Intervista a Johnny Palomba

Un critico cinematografico senza volto, ma dalla penna autorevole. E' l'autore di storiche "recinzioni" ora racchiuse in "Tuttopalomba"

Non ci si può dichiarare cinefili doc se non lo si conosce. Johnny Palomba, nato in Colombia, romano d'adozione, è l'autore di recensioni - pardon, recinzioni - cinematografiche che restano impresse nella memoria. Recinzioni raccolte e pubblicate in diversi volumi, l'ultimo è Tuttopalomba – Il Meglio del Peggio dal 2001 al 2008 (Edizioni Fandango, Euro 10,00), vera e propria summa della sua opera. Palomba, il cui volto è sempre coperto e la cui identità è avvolta nel mistero, è reduce da un incontro con Nanni Moretti al Torino Film Festival, un evento ripreso dalla carta stampata e dai media. Nel mentre, è direttore di Radio Fandango (http://www.radiofandango.it/), dove conduce ogni giorno una trasmissione molto seguita e amata, come il suo personaggio del resto.
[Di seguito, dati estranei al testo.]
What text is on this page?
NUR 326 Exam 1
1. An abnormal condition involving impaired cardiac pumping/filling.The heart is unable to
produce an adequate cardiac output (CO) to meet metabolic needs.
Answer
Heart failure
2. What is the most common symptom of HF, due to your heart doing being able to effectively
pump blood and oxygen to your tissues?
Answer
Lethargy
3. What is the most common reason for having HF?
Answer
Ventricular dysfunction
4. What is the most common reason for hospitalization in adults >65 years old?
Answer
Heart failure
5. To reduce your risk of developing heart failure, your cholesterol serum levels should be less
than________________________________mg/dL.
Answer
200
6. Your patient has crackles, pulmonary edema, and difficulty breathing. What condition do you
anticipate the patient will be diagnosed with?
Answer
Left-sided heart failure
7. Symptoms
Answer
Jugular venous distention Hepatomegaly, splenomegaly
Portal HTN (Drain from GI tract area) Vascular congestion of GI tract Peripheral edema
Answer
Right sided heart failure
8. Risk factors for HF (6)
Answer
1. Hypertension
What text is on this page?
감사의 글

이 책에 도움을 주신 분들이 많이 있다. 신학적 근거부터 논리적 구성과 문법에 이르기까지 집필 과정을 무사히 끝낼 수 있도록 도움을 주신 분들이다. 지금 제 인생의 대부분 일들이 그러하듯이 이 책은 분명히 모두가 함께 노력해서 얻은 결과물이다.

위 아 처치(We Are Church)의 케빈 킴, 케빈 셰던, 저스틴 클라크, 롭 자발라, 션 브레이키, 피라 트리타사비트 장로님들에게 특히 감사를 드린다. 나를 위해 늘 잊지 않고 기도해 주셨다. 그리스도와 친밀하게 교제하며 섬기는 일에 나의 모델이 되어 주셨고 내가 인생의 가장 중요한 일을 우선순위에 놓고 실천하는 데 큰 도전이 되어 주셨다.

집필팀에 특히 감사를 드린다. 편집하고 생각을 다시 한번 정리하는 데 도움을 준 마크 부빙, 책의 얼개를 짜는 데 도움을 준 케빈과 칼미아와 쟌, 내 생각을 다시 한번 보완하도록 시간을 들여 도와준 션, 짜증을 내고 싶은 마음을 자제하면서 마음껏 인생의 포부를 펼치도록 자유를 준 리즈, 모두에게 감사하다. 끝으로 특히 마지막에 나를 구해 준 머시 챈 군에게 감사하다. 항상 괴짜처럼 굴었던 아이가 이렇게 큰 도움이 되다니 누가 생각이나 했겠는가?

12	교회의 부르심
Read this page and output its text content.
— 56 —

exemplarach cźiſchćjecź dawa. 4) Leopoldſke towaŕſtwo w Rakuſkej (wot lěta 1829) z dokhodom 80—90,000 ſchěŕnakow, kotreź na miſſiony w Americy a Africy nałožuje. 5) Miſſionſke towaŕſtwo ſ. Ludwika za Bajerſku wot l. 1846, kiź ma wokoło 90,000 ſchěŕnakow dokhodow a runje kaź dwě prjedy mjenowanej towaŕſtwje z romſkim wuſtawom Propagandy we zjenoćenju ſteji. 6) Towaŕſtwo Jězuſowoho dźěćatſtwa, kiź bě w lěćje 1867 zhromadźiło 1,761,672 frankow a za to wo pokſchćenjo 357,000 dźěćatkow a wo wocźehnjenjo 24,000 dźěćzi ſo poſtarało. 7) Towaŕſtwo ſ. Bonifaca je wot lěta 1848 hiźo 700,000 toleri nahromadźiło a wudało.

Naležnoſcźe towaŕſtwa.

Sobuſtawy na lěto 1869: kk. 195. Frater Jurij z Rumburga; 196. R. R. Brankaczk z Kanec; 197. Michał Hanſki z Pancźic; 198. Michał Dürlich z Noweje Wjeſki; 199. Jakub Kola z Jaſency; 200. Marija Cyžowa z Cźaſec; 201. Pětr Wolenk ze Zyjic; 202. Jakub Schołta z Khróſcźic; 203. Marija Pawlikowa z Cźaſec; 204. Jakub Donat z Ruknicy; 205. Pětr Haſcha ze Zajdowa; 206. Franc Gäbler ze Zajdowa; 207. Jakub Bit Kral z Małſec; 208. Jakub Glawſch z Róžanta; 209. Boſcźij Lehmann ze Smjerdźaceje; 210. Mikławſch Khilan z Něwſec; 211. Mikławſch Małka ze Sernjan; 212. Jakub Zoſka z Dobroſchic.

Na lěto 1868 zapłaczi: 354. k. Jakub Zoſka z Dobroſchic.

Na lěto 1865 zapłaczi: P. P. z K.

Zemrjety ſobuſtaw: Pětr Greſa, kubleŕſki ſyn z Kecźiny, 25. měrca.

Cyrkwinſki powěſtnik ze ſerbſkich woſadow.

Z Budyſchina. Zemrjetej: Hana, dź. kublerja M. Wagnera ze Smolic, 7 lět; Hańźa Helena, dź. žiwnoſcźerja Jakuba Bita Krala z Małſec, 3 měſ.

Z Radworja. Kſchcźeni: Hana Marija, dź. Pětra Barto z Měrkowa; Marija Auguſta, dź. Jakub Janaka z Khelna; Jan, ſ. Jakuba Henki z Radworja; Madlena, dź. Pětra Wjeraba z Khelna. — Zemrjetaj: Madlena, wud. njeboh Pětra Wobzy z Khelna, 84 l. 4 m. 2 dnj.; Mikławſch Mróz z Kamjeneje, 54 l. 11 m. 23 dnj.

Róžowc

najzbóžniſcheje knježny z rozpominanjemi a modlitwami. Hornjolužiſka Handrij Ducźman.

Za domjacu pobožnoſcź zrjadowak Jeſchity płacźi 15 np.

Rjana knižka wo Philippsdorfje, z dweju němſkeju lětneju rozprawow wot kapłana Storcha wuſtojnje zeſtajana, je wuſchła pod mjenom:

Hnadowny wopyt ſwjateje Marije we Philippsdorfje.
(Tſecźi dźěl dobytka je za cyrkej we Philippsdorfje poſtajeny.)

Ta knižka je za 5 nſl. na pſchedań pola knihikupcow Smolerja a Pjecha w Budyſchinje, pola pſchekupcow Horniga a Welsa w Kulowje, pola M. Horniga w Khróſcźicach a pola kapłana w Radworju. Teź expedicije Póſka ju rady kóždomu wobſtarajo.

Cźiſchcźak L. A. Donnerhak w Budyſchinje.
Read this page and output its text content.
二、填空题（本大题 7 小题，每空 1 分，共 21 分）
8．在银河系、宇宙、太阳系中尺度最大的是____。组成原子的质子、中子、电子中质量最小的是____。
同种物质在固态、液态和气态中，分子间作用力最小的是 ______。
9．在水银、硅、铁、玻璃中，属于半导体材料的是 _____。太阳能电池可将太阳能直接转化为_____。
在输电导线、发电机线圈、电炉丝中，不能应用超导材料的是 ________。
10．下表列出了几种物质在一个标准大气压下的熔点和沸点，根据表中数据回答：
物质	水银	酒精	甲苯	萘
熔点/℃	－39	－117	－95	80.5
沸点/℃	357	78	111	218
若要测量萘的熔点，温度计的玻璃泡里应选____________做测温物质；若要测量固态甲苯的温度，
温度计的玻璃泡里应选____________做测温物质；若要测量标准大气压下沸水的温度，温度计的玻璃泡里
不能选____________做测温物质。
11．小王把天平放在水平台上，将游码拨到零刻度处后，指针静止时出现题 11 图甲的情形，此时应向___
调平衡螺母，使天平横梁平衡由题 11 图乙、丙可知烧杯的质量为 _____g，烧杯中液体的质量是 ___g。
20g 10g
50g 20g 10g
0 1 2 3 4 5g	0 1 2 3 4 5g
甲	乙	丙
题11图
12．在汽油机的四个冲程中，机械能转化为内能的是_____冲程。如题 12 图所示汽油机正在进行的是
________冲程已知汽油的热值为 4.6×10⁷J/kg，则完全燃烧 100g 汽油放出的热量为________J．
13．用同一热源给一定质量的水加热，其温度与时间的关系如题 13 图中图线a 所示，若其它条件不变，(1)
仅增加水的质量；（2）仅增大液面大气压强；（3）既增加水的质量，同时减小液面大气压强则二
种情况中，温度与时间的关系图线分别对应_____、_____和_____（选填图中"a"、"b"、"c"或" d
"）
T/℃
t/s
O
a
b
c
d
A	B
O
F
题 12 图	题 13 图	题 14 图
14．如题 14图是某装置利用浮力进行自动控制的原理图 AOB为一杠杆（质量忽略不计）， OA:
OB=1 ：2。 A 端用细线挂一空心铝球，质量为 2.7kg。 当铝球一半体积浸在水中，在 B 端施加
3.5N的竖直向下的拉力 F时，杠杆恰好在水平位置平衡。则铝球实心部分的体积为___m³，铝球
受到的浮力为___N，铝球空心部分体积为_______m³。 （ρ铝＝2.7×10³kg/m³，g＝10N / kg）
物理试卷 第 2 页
Come si evince dalla tua biografia, Johnny, sei approdato al cinema dopo una vita tormentata e avventurosa:  perché hai scelto proprio il cinema come tua ragione di vita?
"Perché la vita mia dimolo è popo come unfirm eallora in cuanto tale allora infatti io nii firm ce vedo popo che lavita mia in cuanto tale".

Tuttopalomba raccoglie le tue migliori recinzioni. Ma qual è il capolavoro cinematografico per Johnny Palomba e per quali ragioni?
"Uno dei capiolavori dercinnema tagliano è senza dubbio "Scusa ma techiamo ammore" un firm ar limite der dadaista unfirm arlimite dei limiti soprattutto arlimite daa decenza".

Concordo. Che cosa pensi dei dizionari del cinema che a differenza del tuo Tuttopalomba sono più canonici?
"Troppa porvere deveno ancora magnà. Tutto palomba è fateve conto che uno selolegge e sevede trecento firm inunora. Eoddettotutto".

Hai tenuto diversi reading affiancato anche da personaggi di spicco del mondo del Cinema nostrano come Nanni Moretti. Elio Germano, Paola Cortellesi e Valerio Mastandrea hanno letto in pubblico i tuoi scritti. Con quale attore o regista vorresti lavorare in futuro?
"Me piacerebbe leggere cò diversi artisti. ma ervero artista che più arzerebbe erlivello sarebbe erfiio de bossi chenfatti così semparerebbe na lingua e la prossima vorta che ce prova va liscio".

Grande riferimento a fatti di cronaca recenti, bravo. E invece hai mai pensato di tenere un reading a Milano, dopotutto anche qui hai i tuoi seguaci…
"Me piacerebbe morto chenfatti ce tenghio me deveno solo dà napossibbilità Milano è sempre Milano come derresto anche Frosinone è sempre Frosinone. Ancona e Pescara invece nullosò".

Quando si parla di cinema italiano non si scampa alla domanda d'ordinanza: crisi sì o crisi no? Rinascita sì o rinascita no? Tu come la pensi?
"Ercinema tagliano è come i gins come erroc come ergatto de minonna. Nummore mai".

Ormai hai un pubblico affezionato che ti segue fedelmente, specialmente su internet. Anche sul web le opinioni si dividono: per te il mondo del web è il diavolo o l’acqua santa?
"Ermonno der ueb te fà vive na vita parallela parallelissima che paraticamente colla tua vita in cuanto parallela nun sencontra mai. E allora perché preoccupasse?".

Parola sagge. Ora puoi darci un'anticipazione sui prossimi film che recensirai?
"La mia precisa scerta la faccio accasaccio. Entro pago vedo e recinto".

Johnny, sapresti dare a chi non ti conosce tre buoni motivi per tenersi in casa il tuo volume Tuttopalomba?
"È scentifichio, è curturale, lo metti trancuillamente sotto artavolo cuanno è zoppo".

Vedremo mai un giorno il vero volto di Johnny Palomba?
"Ervorto mio è colla maschera. Sotto la maschera ce n'ho unantra".